The frontend. 400 lines of state management. Debouncing (400ms — don’t fire on every keystroke), aborting stale requests, keyboard navigation, prefix highlighting, anti-spam guards. Each suggestion costs real money, so we cap at 3 API calls per session with reCAPTCHA on each. We only show suggestions on fresh conversations — once you’re mid-conversation, the agent has enough context and autocomplete would just get in the way.

Keeping the LLM honest. Early versions hallucinated product names or used generic placeholders like “your product.” The fix wasn’t temperature tuning — it was putting the actual product catalog in the prompt and adding a hard scoping rule. We also cap context aggressively (10 example questions, 20 thumbs-up queries, 15 peer queries, 10 user queries) to avoid blowing the context window on large catalogs.

Latency tail. Cerebras/Groq averages ~200-300ms, but spikes to 800ms+ during load. At 800ms, the user has finished typing.
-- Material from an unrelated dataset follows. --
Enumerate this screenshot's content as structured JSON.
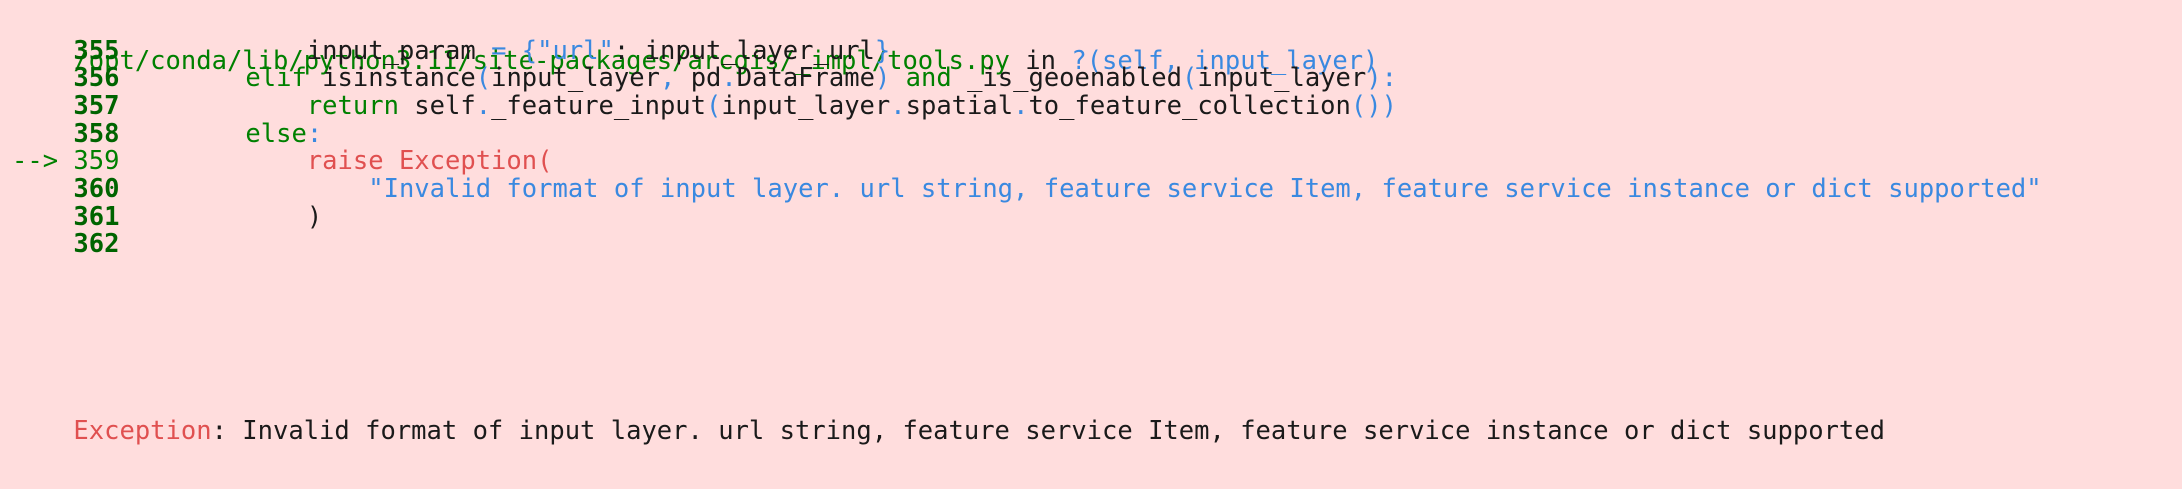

The 400ms debounce helps — we start fetching context while they’re still typing, so the LLM call fires the instant they pause.

Demo of Rapidflare autocomplete in action — suggestions appearing as a user types in the chat input

Why It Gets Better Over Time

The part we’re most excited about isn’t any single layer — it’s the feedback loop.

Feedback loop diagram showing how conversation data, thumbs-up ratings, and usage analytics feed back into the autocomplete system to improve suggestions over time

Every conversation makes the system smarter. Popular products bubble up. Proven questions get reinforced. Bad topics drop in the analytics and get naturally deprioritized. Nobody curates this. It just happens.

Everyone in the AI space is racing to build better answers. We think the bigger lever is asking better questions. Autocomplete is how you get there - not by predicting keystrokes, but by steering every conversation toward value before it even starts.